- 1–2 tbsp oil
- 12 good quality pork sausages
- 6 rashers rindless streaky bacon, roughly sluced
- 2 leeks, thinly sliced
- 1 x Red bell pepper, deseeded and chopped
- 1 x Yellow bell pepper, deseeded and chopped
- 2 garlic cloves, crushed
- 1 x 400g/14oz can chopped tomatoes
- 300ml/10fl oz chicken stock
- 2 tbsp tomato purée
- 1 tbsp Worcestershire sauce
- 1 tbsp dark brown muscovado sugar
- 2 bay leaves
- 3–4 sprigs of fresh thyme
- 1 x glass of white or red wine (optional)
- 1 x 400g/14oz can butter beans or mixed beans
- salt and freshly ground black pepper
- Heat the oil in a large non-stick saucepanor casserole pot and fry the sausages gently for 10 minutes, turning every now and then until nicely browned all over.
- Add in the bacon pieces, and fry until crisp.
- Place the leeks and peppers in the pan with the other ingredients and continue to try over a medium heat for five minutes until they start to soften, stirring often. You should have enough fat in the pan, but if not, add a little more oil.
- Add the garlic and cook for 2–3 minutes more until the leeks turn golden-brown, stirring frequently.
- Stir in the tomatoes, chicken stock, tomato purée, Worcestershire sauce, brown sugar and herbs.
- Pour over the wine, or some water if you’re not using wine, and bring to a simmer.
- Bring pain to boil, then reduce the heat to a light simmer.

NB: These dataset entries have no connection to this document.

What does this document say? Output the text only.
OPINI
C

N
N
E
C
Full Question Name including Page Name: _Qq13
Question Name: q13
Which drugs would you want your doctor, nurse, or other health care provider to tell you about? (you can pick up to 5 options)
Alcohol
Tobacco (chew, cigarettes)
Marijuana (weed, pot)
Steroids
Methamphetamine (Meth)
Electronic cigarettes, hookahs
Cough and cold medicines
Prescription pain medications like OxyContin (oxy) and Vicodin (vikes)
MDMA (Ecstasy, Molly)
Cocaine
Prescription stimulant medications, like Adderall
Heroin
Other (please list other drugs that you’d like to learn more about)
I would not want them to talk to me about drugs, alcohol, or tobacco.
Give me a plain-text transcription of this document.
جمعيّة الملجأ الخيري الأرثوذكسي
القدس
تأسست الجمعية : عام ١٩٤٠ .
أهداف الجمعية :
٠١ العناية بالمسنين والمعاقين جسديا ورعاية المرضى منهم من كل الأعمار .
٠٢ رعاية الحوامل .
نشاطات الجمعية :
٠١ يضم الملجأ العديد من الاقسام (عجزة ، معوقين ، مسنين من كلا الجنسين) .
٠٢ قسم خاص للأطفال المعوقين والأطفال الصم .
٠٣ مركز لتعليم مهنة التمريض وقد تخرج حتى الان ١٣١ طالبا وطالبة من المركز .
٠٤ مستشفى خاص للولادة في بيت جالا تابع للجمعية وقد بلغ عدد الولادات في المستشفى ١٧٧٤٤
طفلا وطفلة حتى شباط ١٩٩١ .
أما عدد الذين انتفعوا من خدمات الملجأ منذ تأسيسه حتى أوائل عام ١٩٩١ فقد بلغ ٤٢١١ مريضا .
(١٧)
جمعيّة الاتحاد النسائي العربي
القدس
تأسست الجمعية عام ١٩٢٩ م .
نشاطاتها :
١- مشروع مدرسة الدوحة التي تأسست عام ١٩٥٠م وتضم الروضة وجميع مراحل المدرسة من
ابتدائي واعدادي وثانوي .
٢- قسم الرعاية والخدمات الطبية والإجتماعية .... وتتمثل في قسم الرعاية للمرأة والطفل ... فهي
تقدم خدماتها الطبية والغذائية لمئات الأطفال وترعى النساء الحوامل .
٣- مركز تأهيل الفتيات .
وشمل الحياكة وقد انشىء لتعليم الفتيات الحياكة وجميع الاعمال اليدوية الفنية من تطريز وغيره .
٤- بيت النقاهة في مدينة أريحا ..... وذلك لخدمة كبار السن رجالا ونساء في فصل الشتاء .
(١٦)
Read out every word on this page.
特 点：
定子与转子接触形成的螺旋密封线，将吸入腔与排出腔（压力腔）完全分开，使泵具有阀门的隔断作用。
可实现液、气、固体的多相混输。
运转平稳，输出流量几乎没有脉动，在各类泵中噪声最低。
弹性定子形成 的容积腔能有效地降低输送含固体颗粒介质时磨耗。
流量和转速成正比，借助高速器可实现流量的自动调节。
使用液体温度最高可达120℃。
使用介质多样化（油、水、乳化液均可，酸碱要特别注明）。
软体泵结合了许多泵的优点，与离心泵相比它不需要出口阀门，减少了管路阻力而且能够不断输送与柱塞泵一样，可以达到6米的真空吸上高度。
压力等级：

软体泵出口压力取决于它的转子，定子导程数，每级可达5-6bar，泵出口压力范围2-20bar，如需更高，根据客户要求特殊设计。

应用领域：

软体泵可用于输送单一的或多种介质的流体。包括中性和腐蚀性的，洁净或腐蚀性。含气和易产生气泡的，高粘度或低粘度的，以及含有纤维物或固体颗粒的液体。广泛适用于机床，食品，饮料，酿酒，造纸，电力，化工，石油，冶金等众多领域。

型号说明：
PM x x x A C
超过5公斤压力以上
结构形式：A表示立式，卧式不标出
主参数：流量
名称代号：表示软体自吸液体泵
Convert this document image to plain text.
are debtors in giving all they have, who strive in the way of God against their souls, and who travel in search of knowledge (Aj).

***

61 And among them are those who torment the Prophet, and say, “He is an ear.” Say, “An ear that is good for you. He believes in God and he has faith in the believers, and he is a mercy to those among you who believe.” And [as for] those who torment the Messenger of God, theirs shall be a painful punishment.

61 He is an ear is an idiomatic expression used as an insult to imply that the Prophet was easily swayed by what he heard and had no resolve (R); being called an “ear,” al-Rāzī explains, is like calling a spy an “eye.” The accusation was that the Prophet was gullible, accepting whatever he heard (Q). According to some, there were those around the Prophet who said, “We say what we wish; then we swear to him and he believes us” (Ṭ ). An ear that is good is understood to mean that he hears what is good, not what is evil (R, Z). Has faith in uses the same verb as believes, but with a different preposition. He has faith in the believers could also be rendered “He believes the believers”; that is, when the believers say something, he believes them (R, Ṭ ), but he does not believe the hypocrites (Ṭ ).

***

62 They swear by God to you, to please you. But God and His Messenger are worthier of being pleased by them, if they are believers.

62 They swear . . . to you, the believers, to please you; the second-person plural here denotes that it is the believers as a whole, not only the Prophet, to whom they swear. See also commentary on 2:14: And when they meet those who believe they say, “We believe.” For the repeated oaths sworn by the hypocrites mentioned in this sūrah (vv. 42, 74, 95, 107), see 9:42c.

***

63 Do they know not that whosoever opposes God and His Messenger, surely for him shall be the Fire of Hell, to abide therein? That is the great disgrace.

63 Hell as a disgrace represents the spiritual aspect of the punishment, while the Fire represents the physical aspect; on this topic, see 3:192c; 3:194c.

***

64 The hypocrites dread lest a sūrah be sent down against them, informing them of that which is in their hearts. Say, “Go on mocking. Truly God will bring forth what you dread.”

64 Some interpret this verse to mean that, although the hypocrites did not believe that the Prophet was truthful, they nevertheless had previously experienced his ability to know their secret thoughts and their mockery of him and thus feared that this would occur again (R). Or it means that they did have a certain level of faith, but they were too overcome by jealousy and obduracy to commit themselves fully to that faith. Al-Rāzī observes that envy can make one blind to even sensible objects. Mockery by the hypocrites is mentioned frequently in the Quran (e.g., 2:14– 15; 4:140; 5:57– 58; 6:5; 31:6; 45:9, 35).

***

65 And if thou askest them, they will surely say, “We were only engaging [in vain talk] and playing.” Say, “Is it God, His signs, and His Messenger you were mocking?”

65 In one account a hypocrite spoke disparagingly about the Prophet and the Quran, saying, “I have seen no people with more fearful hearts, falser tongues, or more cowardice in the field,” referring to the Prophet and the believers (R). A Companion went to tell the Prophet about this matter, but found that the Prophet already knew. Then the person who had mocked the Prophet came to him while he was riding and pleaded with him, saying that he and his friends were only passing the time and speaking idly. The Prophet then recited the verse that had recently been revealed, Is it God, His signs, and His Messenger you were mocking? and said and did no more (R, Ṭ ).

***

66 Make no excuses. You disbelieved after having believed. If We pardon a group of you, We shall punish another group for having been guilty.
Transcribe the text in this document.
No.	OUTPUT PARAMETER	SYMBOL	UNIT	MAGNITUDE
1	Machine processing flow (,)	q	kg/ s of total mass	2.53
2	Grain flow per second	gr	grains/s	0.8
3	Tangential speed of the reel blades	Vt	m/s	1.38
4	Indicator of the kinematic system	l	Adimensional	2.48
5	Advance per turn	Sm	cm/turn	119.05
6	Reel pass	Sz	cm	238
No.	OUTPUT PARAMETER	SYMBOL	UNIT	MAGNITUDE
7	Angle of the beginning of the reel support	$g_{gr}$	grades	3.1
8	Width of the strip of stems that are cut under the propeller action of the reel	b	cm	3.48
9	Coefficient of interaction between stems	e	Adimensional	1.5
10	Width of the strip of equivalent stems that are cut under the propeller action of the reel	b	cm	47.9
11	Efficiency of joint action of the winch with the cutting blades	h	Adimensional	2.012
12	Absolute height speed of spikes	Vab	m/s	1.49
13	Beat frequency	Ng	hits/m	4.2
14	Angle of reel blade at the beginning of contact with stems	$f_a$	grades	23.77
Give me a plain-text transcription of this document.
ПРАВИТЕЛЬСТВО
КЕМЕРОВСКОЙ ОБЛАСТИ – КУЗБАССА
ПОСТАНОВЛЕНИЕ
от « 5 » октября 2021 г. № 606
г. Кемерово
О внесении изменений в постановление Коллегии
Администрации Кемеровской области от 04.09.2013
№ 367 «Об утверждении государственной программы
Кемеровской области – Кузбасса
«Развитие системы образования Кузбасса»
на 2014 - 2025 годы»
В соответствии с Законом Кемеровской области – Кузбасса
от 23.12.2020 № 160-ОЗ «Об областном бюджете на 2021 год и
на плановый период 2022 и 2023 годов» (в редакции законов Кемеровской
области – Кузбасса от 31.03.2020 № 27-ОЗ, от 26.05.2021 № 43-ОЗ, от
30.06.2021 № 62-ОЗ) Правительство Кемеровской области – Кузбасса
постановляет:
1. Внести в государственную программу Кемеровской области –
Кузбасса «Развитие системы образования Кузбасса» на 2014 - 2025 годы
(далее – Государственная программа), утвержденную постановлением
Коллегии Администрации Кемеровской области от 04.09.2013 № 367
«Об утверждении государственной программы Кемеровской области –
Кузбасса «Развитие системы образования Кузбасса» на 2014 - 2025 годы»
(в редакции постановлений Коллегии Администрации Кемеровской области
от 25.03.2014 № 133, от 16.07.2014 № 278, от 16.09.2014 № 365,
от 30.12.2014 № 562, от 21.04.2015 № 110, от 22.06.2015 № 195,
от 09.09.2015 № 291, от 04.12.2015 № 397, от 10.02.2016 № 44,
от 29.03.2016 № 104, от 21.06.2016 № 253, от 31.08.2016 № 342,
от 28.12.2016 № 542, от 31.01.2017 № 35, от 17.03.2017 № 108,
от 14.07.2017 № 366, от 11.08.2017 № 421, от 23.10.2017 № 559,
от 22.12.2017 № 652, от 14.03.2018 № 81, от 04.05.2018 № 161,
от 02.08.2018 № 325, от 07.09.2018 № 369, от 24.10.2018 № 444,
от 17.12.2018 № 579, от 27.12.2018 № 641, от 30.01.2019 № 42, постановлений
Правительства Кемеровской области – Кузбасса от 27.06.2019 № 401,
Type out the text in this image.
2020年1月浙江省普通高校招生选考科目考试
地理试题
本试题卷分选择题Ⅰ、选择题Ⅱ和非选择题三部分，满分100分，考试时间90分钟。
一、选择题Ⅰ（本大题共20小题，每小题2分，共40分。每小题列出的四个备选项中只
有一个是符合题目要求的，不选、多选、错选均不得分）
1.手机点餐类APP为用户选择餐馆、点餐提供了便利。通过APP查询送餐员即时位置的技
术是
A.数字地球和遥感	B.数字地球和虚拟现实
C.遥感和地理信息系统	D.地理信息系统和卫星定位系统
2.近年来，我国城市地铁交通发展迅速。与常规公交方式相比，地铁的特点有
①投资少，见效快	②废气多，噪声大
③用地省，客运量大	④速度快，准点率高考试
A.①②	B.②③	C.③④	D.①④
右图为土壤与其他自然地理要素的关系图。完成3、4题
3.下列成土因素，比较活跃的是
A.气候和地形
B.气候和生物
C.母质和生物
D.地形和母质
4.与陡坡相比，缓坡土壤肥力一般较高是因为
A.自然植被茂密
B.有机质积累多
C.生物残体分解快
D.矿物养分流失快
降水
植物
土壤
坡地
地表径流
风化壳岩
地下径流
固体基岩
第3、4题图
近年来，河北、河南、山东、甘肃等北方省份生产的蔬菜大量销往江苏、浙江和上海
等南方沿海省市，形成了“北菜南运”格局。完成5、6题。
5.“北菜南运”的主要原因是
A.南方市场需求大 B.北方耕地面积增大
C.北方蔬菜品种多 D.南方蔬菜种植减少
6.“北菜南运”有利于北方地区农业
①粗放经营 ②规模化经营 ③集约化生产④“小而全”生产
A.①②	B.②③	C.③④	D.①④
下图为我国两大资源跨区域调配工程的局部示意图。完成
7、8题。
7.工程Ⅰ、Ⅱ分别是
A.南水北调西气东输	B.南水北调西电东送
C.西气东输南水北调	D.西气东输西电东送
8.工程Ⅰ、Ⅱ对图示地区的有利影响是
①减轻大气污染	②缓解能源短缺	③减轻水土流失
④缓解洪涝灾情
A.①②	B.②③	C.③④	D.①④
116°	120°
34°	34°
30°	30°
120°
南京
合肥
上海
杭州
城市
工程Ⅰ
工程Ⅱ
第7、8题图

Cover the pan loosely with a lid and leave to simmer very gently for 20 minutes, stirring from time to time.
- Drain the beans and rinse them in a sieve under cold running water.
- Stir the beans into the casserole, and continue to cook for 10 minutes, stirring occasionally, until the sauce is thick.
- Season to taste with salt and freshly ground black pepper and serve with fresh crusty bread.